眠っている女――眠っていても、とても美しい。
「あなた様はこの世に存在してはいけぬモノ――しかし、殺してはならぬモノ」
頬を撫でた腕の逆の腕に持っていたナイフ――それを突き刺そうとしていた男は。
だが、それだけはどうしても出来ないことであることを、再度思い知らされ。
「その命が、その姿が、その存在が――永遠に終わらぬことを」
そのナイフを、男は自身の喉に突き刺した。
突き刺した喉から大量の血が流れ出る。
生き物にとっては必要不可欠である行動『呼吸』が自身に血によって出来ない。
そのままでは男はいずれ死ぬ――男はそれで良かった。
自分さえ死ねば、この場所に女が……お姫さまがいることを知る者はこの世に存在しなくなるから。

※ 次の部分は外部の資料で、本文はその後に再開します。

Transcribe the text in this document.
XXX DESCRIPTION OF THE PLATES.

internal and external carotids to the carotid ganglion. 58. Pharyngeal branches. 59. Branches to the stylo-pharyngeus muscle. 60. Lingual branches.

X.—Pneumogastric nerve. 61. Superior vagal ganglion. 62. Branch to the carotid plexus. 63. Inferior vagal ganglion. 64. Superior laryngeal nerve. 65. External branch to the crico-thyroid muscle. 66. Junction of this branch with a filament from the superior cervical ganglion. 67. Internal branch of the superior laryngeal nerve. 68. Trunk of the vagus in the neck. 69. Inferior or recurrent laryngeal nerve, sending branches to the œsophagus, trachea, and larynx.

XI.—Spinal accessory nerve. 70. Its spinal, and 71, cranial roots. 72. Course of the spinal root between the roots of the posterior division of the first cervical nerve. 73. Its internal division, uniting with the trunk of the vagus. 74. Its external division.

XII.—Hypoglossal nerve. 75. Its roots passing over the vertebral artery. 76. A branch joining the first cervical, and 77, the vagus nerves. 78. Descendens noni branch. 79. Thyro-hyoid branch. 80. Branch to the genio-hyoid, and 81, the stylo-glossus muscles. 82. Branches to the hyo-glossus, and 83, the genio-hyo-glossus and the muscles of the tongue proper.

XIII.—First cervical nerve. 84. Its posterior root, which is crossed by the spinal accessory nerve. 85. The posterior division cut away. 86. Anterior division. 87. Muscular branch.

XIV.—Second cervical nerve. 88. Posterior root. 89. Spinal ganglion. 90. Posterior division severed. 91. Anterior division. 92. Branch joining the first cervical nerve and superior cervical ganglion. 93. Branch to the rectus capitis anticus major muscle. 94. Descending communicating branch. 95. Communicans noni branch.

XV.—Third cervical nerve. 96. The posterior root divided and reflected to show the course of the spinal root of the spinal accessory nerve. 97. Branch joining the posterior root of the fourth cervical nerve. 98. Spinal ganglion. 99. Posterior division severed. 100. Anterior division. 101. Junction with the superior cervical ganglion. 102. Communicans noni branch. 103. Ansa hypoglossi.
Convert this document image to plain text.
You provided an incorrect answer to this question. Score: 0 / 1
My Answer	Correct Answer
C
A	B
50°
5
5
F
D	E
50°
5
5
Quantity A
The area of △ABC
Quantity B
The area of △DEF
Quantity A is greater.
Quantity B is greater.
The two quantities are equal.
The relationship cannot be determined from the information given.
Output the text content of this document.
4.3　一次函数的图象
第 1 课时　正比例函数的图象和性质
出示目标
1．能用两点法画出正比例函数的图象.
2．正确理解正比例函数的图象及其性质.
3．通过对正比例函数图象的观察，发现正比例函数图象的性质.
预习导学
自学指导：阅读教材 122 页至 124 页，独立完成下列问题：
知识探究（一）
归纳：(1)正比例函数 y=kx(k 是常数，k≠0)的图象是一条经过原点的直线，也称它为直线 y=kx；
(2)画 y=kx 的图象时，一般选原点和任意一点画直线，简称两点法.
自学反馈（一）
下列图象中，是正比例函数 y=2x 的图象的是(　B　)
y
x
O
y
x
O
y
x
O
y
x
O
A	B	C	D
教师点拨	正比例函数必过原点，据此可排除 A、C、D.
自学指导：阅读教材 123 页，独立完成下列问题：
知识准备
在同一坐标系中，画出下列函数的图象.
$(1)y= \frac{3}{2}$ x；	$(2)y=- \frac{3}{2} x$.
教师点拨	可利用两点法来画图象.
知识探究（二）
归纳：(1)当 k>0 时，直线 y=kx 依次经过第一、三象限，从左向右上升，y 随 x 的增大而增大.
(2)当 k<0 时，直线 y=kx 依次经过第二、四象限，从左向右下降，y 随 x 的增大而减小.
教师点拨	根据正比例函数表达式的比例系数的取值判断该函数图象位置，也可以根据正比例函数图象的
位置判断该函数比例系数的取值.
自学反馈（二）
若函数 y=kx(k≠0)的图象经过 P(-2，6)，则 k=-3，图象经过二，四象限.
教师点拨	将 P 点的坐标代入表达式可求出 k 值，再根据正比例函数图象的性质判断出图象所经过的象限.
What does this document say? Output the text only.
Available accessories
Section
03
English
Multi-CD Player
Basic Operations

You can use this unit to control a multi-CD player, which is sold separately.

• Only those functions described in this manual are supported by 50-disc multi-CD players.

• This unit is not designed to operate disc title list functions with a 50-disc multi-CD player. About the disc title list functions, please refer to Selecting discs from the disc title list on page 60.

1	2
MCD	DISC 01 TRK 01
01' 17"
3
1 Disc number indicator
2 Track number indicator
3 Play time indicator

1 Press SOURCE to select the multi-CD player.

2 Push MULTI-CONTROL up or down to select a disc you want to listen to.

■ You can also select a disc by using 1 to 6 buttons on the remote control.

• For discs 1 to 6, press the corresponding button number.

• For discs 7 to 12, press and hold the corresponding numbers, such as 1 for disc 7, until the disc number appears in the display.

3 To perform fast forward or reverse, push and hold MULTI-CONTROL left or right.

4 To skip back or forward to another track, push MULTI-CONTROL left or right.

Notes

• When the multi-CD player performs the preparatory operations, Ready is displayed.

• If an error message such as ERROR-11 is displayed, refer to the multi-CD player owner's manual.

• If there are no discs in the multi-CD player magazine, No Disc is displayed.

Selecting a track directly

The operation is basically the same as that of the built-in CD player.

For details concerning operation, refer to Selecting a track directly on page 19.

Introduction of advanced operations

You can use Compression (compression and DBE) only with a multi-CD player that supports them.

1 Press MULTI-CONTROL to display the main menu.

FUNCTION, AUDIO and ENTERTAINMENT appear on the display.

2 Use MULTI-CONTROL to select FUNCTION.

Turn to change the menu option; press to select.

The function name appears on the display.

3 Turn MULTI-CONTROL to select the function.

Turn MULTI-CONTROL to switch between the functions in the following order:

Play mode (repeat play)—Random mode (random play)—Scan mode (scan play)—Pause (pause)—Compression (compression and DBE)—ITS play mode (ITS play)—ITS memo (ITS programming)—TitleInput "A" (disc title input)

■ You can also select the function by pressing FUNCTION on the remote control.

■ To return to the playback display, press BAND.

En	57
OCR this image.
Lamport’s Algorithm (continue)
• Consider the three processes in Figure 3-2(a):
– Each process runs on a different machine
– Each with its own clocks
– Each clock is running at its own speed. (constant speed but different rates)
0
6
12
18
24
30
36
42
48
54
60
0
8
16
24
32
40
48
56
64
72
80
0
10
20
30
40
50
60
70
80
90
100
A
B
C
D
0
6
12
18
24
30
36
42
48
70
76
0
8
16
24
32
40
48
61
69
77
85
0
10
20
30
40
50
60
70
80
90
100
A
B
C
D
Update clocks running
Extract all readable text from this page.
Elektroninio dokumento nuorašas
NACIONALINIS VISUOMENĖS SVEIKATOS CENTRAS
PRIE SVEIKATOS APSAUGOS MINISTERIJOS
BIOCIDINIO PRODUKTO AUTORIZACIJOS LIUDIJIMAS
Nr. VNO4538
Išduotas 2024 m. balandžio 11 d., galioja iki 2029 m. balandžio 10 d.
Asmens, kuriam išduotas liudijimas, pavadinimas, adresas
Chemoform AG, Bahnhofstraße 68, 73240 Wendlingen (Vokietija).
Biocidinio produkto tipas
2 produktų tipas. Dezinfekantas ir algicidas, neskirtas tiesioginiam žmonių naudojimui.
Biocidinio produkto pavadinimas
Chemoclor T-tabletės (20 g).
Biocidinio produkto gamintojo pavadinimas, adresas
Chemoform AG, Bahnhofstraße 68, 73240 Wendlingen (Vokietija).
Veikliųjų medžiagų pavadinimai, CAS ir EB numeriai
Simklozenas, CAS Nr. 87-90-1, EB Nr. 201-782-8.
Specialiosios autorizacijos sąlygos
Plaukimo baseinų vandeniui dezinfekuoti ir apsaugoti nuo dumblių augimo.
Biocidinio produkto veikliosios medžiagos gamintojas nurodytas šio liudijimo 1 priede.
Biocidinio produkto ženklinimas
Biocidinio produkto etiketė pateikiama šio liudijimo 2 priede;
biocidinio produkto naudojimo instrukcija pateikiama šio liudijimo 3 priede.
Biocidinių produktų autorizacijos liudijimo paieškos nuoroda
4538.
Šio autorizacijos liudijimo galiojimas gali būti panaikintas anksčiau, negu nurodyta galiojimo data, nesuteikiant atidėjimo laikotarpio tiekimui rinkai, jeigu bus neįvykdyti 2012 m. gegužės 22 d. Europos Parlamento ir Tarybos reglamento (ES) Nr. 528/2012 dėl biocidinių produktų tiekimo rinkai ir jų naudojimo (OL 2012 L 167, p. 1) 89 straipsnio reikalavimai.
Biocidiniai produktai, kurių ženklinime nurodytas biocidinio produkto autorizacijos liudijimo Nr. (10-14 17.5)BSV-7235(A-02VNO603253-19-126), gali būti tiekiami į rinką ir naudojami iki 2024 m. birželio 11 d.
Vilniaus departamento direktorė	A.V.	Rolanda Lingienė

居場所を知る者がいなくなれば、このお姫さまを眠りから起こそうとする者はいなくなるから。
その永遠なる眠りを、妨げる者は存在しないのだから……。
男はそれを確信し、断末魔のごとく、最後の大笑いをした。
その笑い声ははるか遠くの国にまで聞こえるほどまで。
そして男は死んだ――最後まで笑みを浮かべて。